Published by the children’s minister, Beverley Hughes, courts will be able to order parents to pay financial compensation to their former partner to cover any financial losses incurred because they unreasonably withhold access.
They will also be able to instruct parents to take part in activities that “promote contact” such as meeting a counsellor or attending information or guidance sessions about contact arrangements or information sessions about mediation.
However, though courts will have powers to send parents to information sessions about mediation, they will not be able to compel them to attend mediation itself as happens in parts of the US – to the frustration of some fathers’ groups.

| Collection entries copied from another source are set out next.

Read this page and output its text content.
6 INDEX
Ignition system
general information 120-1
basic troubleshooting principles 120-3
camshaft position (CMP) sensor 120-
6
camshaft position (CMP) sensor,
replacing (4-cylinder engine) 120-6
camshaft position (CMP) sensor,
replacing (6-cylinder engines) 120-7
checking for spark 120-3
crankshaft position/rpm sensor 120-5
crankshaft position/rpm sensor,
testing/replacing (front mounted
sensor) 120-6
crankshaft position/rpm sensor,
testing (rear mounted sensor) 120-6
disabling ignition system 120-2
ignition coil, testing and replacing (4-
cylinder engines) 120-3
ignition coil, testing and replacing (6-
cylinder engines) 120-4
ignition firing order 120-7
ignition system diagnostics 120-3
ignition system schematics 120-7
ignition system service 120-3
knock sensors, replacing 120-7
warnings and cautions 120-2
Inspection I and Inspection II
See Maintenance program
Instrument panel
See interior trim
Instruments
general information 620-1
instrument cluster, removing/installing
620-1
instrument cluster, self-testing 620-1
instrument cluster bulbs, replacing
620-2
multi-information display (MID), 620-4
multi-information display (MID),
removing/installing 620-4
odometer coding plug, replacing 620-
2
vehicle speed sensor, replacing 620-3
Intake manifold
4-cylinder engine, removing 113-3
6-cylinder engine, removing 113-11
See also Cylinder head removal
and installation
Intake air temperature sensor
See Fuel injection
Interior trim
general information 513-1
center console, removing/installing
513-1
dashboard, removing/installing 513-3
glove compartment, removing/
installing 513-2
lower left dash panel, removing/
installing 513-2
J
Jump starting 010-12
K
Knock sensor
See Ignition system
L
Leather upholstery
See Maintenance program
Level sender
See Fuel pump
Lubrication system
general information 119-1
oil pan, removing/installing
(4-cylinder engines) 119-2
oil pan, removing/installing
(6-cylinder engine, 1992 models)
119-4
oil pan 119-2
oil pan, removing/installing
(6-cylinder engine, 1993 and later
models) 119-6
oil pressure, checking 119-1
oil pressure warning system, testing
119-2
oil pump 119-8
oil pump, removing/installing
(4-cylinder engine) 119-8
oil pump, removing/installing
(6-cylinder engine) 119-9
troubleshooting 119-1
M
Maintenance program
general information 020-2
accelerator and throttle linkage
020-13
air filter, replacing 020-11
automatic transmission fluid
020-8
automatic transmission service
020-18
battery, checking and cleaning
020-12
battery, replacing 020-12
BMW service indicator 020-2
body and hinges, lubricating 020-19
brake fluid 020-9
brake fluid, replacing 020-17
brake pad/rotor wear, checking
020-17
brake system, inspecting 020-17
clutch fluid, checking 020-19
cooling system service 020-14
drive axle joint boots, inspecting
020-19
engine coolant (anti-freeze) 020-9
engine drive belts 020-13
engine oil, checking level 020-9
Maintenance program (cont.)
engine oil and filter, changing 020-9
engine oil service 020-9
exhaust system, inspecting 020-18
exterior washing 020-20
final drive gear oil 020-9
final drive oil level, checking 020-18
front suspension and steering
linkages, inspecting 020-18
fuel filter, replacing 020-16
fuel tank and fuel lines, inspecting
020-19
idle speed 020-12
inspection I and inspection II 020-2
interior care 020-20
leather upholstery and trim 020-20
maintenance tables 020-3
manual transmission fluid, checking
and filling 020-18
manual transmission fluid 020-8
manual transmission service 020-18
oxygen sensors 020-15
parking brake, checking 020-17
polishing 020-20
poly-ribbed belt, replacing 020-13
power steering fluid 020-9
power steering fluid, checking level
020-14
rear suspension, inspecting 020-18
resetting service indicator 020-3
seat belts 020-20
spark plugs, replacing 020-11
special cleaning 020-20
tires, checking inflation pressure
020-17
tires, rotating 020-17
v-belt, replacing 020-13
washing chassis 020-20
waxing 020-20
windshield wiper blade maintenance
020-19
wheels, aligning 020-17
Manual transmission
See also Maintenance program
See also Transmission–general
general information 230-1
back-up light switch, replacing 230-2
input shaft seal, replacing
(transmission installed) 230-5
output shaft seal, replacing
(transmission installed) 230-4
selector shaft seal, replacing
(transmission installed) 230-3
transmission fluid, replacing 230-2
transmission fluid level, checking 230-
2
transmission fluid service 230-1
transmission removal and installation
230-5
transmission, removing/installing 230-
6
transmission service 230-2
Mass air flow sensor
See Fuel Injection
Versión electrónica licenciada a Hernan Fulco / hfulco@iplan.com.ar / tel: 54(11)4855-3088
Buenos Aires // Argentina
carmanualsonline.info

The courts will also retain their existing powers to deal with contempt and their ability to alter the residence and contact arrangements of a child.
This Bill promises a fresh approach to this problem; allowing judges and family lawyers to become more optimistic than they have ever been about being able to work towards swifter and fairer outcomes.
In the meantime, I read in the Western Mail that the Welsh region of Fathers4Justice is determined to press on, while of course there is another group called Families Need Fathers also in existence that is pressing for much the same changes in the law.
Parents are of course free to pursue and join any group they wish. Whichever route they select, they will have to continue to demonstrate determination and energy and seek redress only through proper court procedures.
We enjoy a rigorous legal system in the UK, albeit one that does not always work, but I firmly believe that 2006 will be the year in which changes in the way the courts carry out their business will help many of those estranged parents who are genuinely in the right.